Gods, she was horrible at hand-to-hand.
Lunging again, Lila grasped at the man’s wrist and jerked, finally recalling at least one hold she’d learned in training. She quickly curled herself into an arm lock, twisting her legs on either side of his arm, pushing her ass into his neck and folding her ankles across his opposite shoulder.
The intruder flailed, pumping his torso off the ground, trying to break free. Seams ripped in her dress, but the lock held.
So did Lila.
She turned a frantic eye around the ballroom, waiting for someone to charge across the room and help her hold down the stranger. It wouldn’t be Olivia LeBeau, for it appeared that Lila’s first misfire had struck the woman. One little black dart had lodged itself between her perfectly sculpted eyebrows.

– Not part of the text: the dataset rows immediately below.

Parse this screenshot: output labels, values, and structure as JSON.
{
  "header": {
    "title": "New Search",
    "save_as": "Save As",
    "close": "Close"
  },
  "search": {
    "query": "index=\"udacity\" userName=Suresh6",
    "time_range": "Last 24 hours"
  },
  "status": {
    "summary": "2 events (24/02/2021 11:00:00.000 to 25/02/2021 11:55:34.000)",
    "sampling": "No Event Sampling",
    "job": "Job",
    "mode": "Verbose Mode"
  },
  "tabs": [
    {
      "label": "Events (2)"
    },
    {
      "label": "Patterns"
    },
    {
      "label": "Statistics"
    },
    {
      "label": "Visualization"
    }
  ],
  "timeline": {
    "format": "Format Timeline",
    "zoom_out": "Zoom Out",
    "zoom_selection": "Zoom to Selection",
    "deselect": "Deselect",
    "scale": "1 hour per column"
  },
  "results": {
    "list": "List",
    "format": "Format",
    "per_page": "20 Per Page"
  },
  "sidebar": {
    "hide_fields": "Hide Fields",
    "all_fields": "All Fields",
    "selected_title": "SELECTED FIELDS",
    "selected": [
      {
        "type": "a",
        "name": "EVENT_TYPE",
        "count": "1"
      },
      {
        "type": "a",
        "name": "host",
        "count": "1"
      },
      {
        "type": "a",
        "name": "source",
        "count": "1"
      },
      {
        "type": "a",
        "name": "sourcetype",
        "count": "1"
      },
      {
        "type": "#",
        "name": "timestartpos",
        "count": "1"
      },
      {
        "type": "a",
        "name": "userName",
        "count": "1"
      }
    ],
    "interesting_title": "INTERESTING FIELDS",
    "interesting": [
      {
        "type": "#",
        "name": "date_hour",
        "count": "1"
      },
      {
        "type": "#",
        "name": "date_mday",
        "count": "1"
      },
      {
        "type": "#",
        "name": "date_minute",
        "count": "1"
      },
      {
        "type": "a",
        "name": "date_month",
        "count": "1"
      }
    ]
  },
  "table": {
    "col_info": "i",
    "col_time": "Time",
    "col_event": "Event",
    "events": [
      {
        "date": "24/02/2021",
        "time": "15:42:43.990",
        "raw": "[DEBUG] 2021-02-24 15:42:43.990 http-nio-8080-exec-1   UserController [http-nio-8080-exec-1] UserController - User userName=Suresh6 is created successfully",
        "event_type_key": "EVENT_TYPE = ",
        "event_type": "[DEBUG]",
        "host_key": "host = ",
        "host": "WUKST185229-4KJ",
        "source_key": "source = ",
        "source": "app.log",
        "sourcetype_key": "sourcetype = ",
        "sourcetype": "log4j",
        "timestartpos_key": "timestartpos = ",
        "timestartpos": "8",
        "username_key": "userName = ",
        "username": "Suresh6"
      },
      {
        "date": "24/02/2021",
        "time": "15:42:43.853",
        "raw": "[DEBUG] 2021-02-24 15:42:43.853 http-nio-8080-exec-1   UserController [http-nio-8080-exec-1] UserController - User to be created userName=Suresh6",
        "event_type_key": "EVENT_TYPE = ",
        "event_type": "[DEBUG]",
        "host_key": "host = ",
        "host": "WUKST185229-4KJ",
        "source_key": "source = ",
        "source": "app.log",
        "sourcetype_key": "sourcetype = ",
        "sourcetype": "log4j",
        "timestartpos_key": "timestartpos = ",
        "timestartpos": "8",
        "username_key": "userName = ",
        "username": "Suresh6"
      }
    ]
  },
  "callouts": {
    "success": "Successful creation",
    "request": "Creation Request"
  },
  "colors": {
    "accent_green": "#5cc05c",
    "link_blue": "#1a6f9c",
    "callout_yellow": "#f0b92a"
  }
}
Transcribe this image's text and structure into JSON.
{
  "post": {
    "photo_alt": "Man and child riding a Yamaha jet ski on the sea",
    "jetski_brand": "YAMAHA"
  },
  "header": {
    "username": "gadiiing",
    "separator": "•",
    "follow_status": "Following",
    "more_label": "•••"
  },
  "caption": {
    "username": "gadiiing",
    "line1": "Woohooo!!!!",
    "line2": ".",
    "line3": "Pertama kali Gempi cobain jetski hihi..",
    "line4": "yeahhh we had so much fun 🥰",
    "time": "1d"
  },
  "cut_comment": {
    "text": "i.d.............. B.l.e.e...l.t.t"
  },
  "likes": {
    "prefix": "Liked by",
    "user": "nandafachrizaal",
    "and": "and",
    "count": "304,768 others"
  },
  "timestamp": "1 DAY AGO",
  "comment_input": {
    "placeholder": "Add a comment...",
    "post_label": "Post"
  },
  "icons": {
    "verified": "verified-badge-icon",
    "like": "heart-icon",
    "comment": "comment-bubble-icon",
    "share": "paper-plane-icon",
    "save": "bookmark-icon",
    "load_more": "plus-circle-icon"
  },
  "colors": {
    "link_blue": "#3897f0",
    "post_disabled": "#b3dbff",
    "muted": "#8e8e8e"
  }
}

The heirs and senators weren’t much help, either. Several hundred heads had jerked at the first shot, their eyes latching on to the struggling pair. Some watched with detached interest, assuming Lila would deal with the man, just as blackcoats and workborn always dealt with anything unpleasant in their lives. Others had frozen, refusing to flee out of shock or fear they’d be captured on film looking like an idiot. A quarter of the crowd had no such qualms. They’d run screaming to the exits, shoving one another out of the way in a bid to escape first.
The rest of their peers held up their palms, filming the panic for leverage.
Then there was Oskar Kruger. He trembled on stage, two holes buried in the wood beside his boots. He did nothing at all. He’d been left alone and unregarded when the auctioneer dove off the stage. Oskar hadn’t even hidden behind the useless podium. He’d merely closed his eyes while the shots rang out, ready or willing or hoping to die.
Perhaps all three.
The two blackcoats guarding him wouldn’t help, either. They’d changed priorities at the first shot and rushed to the prime minister’s side, dragging him toward an exit. Her father fought against the pair, his arms sweeping against the blackcoats. “That’s my daughter,” he shouted, his voice booming amid the high-pitched screams. “Let me go!”
Only her mother had walked toward her. She looked down and calmly pointed at Lila’s chest. “Your left breast is hanging out of your
dress, Elizabeth.”
“Thanks.” Lila panted as the intruder continued to flail underneath her. “Could you at least be useful and sit on him?”
“It would be undignified. Fix your dress. There are cameras.”
“Fuck my boob and fuck the cameras. No one can publish the damn photos anyway.”
“Fix your—”
“Damn it, Mother, I’m a little busy!”
“Watch your language.” Her mother’s gaze slipped from her breast to her legs. “You are wearing something underneath that dress, aren’t you?”
The intruder’s muscles finally went limp. Lila swiveled on the wooden floor, twisting the man’s arm in another lock, just to be safe.
“Elizabeth, your breast is still—”
“Shut up, Mother.”
The gunman tried to bat Lila away as she flipped him on his back and patted down his coat. Finding nothing, she turned out his trouser pockets.
“Is that supposed to happen?” her mother asked, pointing at the man’s face.
White foam trickled from his mouth. The small river turned into a flood, little bubbles spewing out onto the floor. A tremor passed over the man, and he began to twitch and shake.
“No, it’s not.” Lila slid away from the growing puddle, unsure whether it was safe. Adjusting her bodice at last, she turned toward the blackcoats who still struggled against her father. “Fetch a doctor.”
One of the blackcoats reluctantly let go of the prime minister and reached for the radio perched on her shoulder.
The other couldn’t hold Lemaire back. He sprinted toward his daughter, his boots clomping loudly in the quiet room.
By the time he arrived, the shooter no longer moved.
Everyone else in the room did, though. Now that the prime minister had gotten involved, the heirs considered the matter dealt with. The buzz started up again.
Lila turned back to the gunman and crouched over him. She smacked his cheek, jerking back when foam flew from his mouth and landed on her skin. Wiping it off quickly with her hem, she checked the man’s pulse.